Since his February 2009 arrest for busted for assaulting his then-girlfriend Rihanna, it’s been a hard road to redemption for singer Chris Brown. He did make his return in December of last year, with a new album titled Graffiti, but it wasn’t a smash like his previous releases. He even accused retail stores of blackballing, when he noticed some didn’t even have his album in stock.

Despite the setbacks in his career, Brown has made a comeback in recent months, thanks to the success of his smash single “Deuces,” which appears on his collaborative mixtape with Tyga called Fan of a Fan.

In a new interview with Angie Martinez on New York’s Hot 97 radio station, Brown discussed several roadblocks and setbacks since the devastating incident last year — including canceled tours and fake industry friends.

One tour that didn’t happen was a scheduled outing with Usher, that felt apart.

“We kinda had different views on the tour — no beef,” explained Chris. “We both have two different promoters, so whoever would get the tour would have to work it out and I think they didn’t see eye-to-eye. I think we rushed into it. We were in love with the idea more than the actual [business part of it]. We couldn’t get ready for it. Hopefully in the future, we might work something out.”

While the singer said he holds no grudge against Ursh, he admitted that they do not have a close relationship.

“It’s whatever, we cool. I’m cordial and that’s with everybody,” said Chris. “I don’t have friends in this industry. I have my circle and I have my people who’ve been with me through the bad times and the good times. Everybody else is just wallpaper.”

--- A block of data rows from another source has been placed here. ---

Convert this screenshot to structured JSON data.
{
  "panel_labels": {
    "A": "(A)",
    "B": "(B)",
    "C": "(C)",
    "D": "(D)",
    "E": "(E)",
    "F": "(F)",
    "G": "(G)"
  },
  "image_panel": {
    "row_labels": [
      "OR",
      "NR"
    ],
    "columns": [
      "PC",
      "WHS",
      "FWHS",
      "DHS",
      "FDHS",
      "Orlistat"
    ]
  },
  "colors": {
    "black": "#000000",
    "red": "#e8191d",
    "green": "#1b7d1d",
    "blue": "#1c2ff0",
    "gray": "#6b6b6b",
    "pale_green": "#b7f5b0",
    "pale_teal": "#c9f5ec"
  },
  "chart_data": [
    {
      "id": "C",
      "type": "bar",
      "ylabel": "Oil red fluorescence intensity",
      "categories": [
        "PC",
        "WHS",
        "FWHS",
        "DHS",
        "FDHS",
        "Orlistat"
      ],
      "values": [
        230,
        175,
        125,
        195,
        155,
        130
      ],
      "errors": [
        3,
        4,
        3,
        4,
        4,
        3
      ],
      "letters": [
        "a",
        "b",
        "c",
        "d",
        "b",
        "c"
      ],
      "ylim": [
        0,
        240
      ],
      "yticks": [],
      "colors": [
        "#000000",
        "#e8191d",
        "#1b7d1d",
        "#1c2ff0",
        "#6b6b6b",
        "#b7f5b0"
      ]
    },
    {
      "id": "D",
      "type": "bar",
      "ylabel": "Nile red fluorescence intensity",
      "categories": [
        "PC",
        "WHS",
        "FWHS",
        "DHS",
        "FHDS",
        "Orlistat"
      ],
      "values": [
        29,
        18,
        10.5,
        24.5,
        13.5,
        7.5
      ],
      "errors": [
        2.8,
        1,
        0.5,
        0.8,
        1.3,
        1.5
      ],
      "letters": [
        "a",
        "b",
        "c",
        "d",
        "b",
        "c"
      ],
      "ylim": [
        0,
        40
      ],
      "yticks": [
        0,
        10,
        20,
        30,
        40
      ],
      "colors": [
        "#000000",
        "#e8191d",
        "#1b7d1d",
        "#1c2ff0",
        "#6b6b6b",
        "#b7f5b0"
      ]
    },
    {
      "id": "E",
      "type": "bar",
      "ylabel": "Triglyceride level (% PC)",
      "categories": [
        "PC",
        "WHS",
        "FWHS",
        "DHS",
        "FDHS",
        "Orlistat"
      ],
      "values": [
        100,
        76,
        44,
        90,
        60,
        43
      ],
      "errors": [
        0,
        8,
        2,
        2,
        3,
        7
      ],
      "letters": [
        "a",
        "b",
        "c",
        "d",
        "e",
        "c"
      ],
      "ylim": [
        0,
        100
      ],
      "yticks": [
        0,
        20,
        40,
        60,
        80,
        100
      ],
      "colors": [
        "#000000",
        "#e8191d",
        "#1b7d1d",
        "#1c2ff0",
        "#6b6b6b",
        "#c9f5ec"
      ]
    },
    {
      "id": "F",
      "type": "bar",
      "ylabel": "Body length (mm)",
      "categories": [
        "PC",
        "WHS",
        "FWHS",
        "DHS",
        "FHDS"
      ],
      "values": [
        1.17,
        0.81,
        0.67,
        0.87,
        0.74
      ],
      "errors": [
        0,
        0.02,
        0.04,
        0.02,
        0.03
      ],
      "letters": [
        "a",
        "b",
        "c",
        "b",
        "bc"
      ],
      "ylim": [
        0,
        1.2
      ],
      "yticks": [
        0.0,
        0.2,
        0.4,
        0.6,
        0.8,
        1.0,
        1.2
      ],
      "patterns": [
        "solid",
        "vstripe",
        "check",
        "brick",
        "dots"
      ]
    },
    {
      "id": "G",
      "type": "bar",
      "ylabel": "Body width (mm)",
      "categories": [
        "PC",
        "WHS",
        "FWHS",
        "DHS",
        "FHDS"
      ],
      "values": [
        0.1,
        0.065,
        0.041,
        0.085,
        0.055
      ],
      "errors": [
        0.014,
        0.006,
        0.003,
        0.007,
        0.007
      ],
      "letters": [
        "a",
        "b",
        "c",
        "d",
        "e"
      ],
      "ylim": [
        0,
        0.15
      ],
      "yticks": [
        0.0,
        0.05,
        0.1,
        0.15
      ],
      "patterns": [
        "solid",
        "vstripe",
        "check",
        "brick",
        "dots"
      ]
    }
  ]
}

When all the hoopla went down with Rihanna last year, many so-called friends of Brown kept their distant, and other artists would not work with him. But, with the recent success of “Deuces,” Brown says they came calling.

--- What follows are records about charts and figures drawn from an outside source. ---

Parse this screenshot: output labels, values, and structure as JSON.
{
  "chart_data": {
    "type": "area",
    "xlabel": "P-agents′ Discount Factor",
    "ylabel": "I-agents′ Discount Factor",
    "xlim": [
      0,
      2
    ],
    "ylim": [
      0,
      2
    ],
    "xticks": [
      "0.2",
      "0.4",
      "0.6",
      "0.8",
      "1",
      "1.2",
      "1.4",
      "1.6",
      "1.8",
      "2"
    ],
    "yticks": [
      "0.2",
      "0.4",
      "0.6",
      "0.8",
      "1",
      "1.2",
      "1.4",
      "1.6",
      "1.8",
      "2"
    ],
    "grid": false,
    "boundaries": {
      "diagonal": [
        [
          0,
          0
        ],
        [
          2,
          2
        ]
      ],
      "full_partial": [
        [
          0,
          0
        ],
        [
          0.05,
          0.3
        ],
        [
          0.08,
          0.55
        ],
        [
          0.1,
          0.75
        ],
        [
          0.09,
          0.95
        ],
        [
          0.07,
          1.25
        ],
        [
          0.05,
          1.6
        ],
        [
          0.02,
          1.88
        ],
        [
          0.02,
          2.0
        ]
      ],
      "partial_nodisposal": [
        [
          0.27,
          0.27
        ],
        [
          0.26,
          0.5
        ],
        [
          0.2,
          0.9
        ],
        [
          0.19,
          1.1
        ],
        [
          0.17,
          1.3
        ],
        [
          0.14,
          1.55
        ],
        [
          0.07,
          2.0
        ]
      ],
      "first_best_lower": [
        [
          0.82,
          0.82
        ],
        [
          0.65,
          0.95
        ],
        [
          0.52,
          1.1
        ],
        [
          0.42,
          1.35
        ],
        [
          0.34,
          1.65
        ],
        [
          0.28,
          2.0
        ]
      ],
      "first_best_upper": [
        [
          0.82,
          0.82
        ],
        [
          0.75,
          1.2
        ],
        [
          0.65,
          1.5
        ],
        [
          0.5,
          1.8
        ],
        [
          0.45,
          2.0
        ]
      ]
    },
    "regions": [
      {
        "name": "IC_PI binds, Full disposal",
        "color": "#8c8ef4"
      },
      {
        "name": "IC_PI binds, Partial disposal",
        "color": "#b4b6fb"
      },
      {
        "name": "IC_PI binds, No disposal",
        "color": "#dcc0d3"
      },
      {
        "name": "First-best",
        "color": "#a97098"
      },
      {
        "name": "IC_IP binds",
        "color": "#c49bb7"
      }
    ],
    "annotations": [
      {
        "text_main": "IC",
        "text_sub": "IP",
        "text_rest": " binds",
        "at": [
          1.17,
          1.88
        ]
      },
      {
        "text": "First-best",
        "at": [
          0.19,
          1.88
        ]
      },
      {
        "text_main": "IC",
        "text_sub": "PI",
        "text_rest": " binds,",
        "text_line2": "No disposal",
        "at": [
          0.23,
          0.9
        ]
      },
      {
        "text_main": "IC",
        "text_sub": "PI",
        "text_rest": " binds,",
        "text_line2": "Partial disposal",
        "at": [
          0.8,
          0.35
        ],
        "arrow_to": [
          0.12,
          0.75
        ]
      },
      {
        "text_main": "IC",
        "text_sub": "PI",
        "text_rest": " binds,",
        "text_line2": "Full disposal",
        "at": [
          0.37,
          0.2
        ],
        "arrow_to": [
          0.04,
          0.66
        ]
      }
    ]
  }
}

But, he says he saw through their fakeness.

“I wasn’t like bitter. Now I see you for you. Get your money, do you. We can be cordial, we can be cool. Other than that, I don’t need to be your homie, like we don’t gotta go hang out,” said Brown.

Due to the fallout of his arrest, Brown says he’s learned a valuable lesson: who his true friends are.

“I kinda just got a gauge of who was there and who wasn’t, so now I know who I can deal with,” he said. “There’s people in my phone I’ll call and they’re my homies. I don’t need no more friends. Oh, you need me to do something for you? Holla at my manager.”

Anyone who wasn’t there when he needed them, his message is: “Kick some rocks.”